Acórdão TJMG

Número do processo:

 1.0000.05.428560-6/000(1)
 
Relator:
 MANUEL SARAMAGO
 
Relator do Acordão:
 MANUEL SARAMAGO
 
Data do acordão:
 05/10/2006
 
Data da publicação:
 10/11/2006
 
Inteiro Teor:
   
 
EMENTA: MANDADO DE SEGURANÇA. CRÉDITO RURAL. EMOLUMENTOS. CARTÓRIO. DL 167/67. APLICABILIDADE. LIMITE. DIREITO LÍQUIDO E CERTO. VIOLAÇÃO. CARACTERIZAÇÃO. SEGURANÇA. CONCESSÃO. O valor dos emolumentos cartoriais para o registro de cédula de crédito rural não deve ultrapassar a importância equivalente a 1/4 (um quarto) do valor de referência, a teor do estabelecido no art. 34, parágrafo único, do referido Decreto-Lei n.º 167/67, diploma especifico regente da matéria.

MANDADO DE SEGURANÇA N° 1.0000.05.428560-6/000 - COMARCA DE BELO HORIZONTE - IMPETRANTE(S): FAEMG FED AGRICULTURA ESTADO MINAS GERAIS, OCEMG SIND ORG COOPERATIVAS ESTADO MINAS GERAIS - AUTORID COATORA: JUIZ CORREGEDOR COMARCA BELO HORIZONTE - RELATOR: EXMO. SR. DES. MANUEL SARAMAGO

ACÓRDÃO

Vistos etc., acorda a 3ª CÂMARA CÍVEL do Tribunal de Justiça do Estado de Minas Gerais, incorporando neste o relatório de fls., na conformidade da ata dos julgamentos e das notas taquigráficas, à unanimidade de votos, EM REJEITAR A PRIMEIRA PRELIMINAR, NÃO CONHECER DA SEGUNDA E CONCEDER A SEGURANÇA.

Belo Horizonte, 05 de outubro de 2006.

DES. MANUEL SARAMAGO - Relator

NOTAS TAQUIGRÁFICAS

O SR. DES. MANUEL SARAMAGO:

VOTO

Trata-se de Mandado de Segurança coletivo impetrado por Faemg - Federação da Agricultura do Estado de Minas Gerais - e Ocemg - Sindicato e Organização das Cooperativas do Estado de Minas Gerais contra ato de autoria da Exma. Juíza Corregedora Superintendente dos Serviços Notariais e de Registro do Tribunal de Justiça, Dra. Lílian Maciel Santos, que, no uso de suas atribuições, em sede de pedido de providência nº 0425.05.017.627-3, em curso perante o Juízo da Comarca de Nova Serrana, baixou orientação, determinando que os emolumentos para registro da Cédula de Crédito Rural fossem calculados à luz do estabelecido na Lei Estadual nº 15.424/2004.

Preliminares.

Primeira preliminar.

Não merece acolhimento a preliminar suscitada de inadequação da via eleita, porquanto os impetrantes insurgem-se contra a cobrança de emolumentos acima do limite estabelecido no Decreto-Lei 167/67. Não se há de falar, pois, em mandado de segurança contra lei, uma vez que o ato coator consistiu nos efeitos concretos advindos da aplicação da Lei Estadual nº 15.524/04.

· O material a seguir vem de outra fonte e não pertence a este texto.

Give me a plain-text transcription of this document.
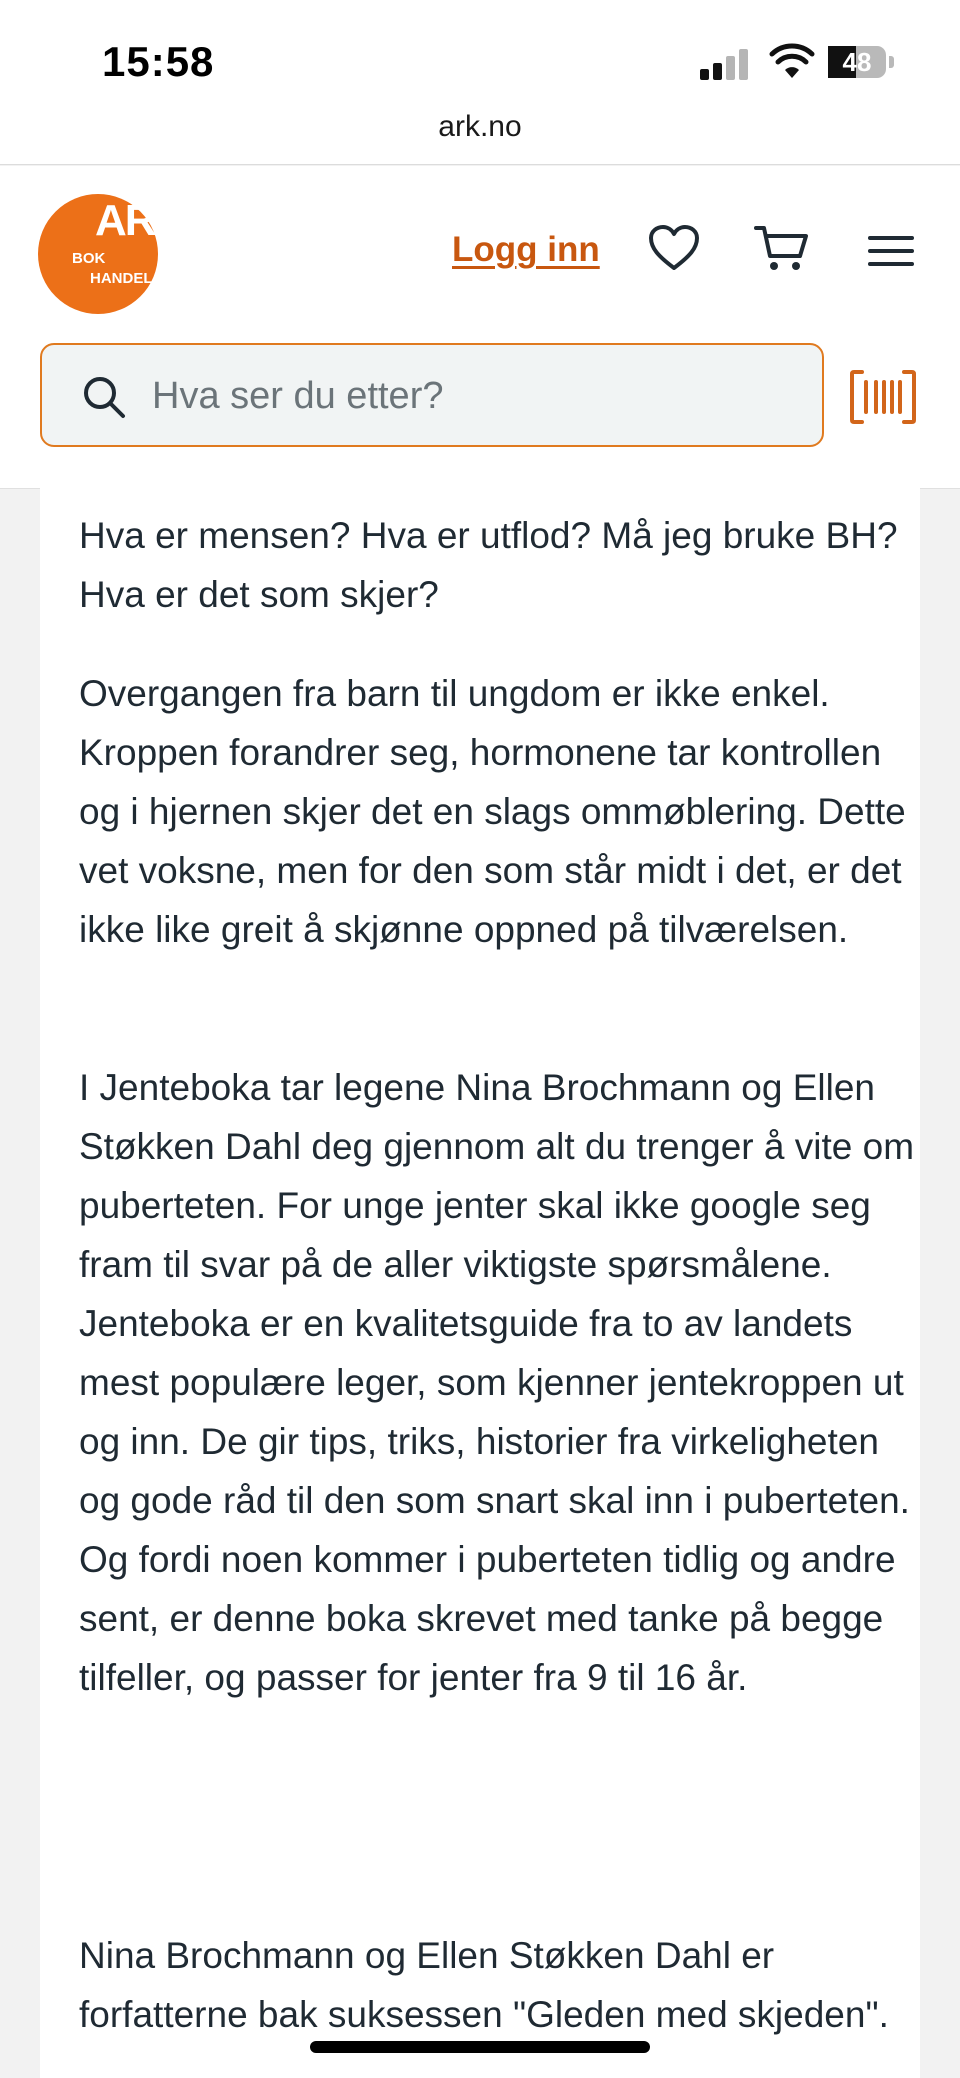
15:58	48
ark.no
ARK
BOK
HANDEL
Logg inn
Hva ser du etter?

Hva er mensen? Hva er utflod? Må jeg bruke BH? Hva er det som skjer?

Overgangen fra barn til ungdom er ikke enkel. Kroppen forandrer seg, hormonene tar kontrollen og i hjernen skjer det en slags ommøblering. Dette vet voksne, men for den som står midt i det, er det ikke like greit å skjønne oppned på tilværelsen.

I Jenteboka tar legene Nina Brochmann og Ellen Støkken Dahl deg gjennom alt du trenger å vite om puberteten. For unge jenter skal ikke google seg fram til svar på de aller viktigste spørsmålene. Jenteboka er en kvalitetsguide fra to av landets mest populære leger, som kjenner jentekroppen ut og inn. De gir tips, triks, historier fra virkeligheten og gode råd til den som snart skal inn i puberteten. Og fordi noen kommer i puberteten tidlig og andre sent, er denne boka skrevet med tanke på begge tilfeller, og passer for jenter fra 9 til 16 år.

Nina Brochmann og Ellen Støkken Dahl er forfatterne bak suksessen "Gleden med skjeden".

Rechaço, igualmente, eventual alegação de que as impetrantes deveriam ter utilizado a via da reclamação, com possibilidade do manejo de recurso para o Conselho da Magistratura, porquanto apontada violação a direito líquido e certo daquelas o caso é de impetração de mandado de segurança.

Rejeito, pois, a preliminar.

Segunda preliminar.

A preliminar de falta de interesse de agir dos impetrantes, argüida pelo Estado de Minas Gerais, sob o fundamento de que o ato coator tem amparo no princípio da legalidade não merece conhecimento. A matéria relativa à ilegalidade ou, não, daquele ato apontado como violador de direito liquido e certo das impetrantes constitui o mérito da presente impetração.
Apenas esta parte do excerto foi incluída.